As alvoradas daqueles inesquecíveis anos vi o sol clarear. Da janela de minha casa os transtornos se abrandarem pelo grandioso mar. As brisas suaves em minha têmpora espantarem as aflições. Pelos frágeis dedos a areia fina escorrer. A paz absoluta de manhã ao anoitecer. As pedras escorregadias abaixo dos corrimões.

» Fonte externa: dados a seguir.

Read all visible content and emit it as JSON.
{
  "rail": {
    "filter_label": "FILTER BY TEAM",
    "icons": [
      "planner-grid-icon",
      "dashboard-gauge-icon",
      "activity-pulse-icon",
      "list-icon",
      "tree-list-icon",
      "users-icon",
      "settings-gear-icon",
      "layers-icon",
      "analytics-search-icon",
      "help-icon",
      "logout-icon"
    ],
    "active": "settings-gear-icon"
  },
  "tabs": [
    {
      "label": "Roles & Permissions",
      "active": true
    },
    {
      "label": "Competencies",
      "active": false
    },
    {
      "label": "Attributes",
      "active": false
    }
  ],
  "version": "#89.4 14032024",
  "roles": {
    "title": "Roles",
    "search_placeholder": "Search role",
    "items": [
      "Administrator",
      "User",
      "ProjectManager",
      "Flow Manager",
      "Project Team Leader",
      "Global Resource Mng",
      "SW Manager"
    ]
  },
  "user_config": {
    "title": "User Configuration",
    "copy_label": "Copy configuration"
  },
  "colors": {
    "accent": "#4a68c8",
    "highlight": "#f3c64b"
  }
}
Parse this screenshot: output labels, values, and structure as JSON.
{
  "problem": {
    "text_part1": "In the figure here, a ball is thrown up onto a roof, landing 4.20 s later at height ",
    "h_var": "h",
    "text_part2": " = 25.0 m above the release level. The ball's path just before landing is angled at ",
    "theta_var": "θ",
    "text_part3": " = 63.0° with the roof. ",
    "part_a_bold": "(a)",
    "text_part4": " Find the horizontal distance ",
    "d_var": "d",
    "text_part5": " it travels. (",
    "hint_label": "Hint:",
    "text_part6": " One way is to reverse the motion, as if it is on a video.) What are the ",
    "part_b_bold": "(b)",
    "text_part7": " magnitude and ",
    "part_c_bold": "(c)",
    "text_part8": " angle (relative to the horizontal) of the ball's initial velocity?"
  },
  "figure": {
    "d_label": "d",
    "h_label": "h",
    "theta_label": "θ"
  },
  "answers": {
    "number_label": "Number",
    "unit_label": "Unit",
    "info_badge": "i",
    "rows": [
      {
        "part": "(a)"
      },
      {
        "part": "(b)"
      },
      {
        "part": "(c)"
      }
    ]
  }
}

Naquela movimentada tarde vi caírem as castanhas. Os barcos atravessando o canal e ao fundo as montanhas. Os peixes afoitos por entre o lodo e inúmeras frestas. Nas antenas de tevê a fileira dos lindos pardais. A tampa vermelha pelo ar a se perder nos lamaçais. O contentamento indescritível em casinhas bem modestas.

Sobre os tacos vi o banco imobiliário, o ludo e as velhas cartas. A inocência das crianças em suas fantasias fartas. O piquenique envolvente bem ao lado do Edifício. Os banhos na caixa d’água e nas paredes os respingos. Os bolos de chocolate nas tardes lindas dos domingos. O futebol no corredor e da tristeza nenhum indício.

Os desenhos vi se formarem nas areias do estacionamento. As colunas do restaurante abrandando o forte vento. Nos parapeitos das escadas as descidas corriqueiras. Às pressas Naftali com os cruzeiros em seu bolso. À frente o Monte Santo em um tremendo alvoroço. As distrações entre os galhos das velhas castanheiras.

Pelas águas barrentas vi os barquinhos de papel descendo. Sob as chuvas frias de março as crianças felizes correndo. Chamando-nos para o café a minha mãe na janela. As bananas quase podres no quartinho lá no fundo. A ribanceira que separava a realidade de um novo mundo. A luz se propagando de uma pálida e feliz vela.

Atrás da carroceria vi mudas de laranja, coco e limão. Cozidos na banha de porco o delicioso arroz e feijão. Um ambiente indescritível armazenado em minha memória. A turma na garagem imunda brincando de amarelinha. O pique-pega cansativo pela curta escadinha. Um contentamento sem limites numa época bem simplória

Com a cesta de frutas vi entrar um senhor pelo velho portão. Escapulir por descuido alguns jambos pelo chão. As moedas dispersas em cima da geladeira Continental. Na bandeja de alumínio os sonhos de creme deliciosos. O vendedor bem-humorado com os tais gestos ansiosos. A tarde foi se findando em uma alegria colossal.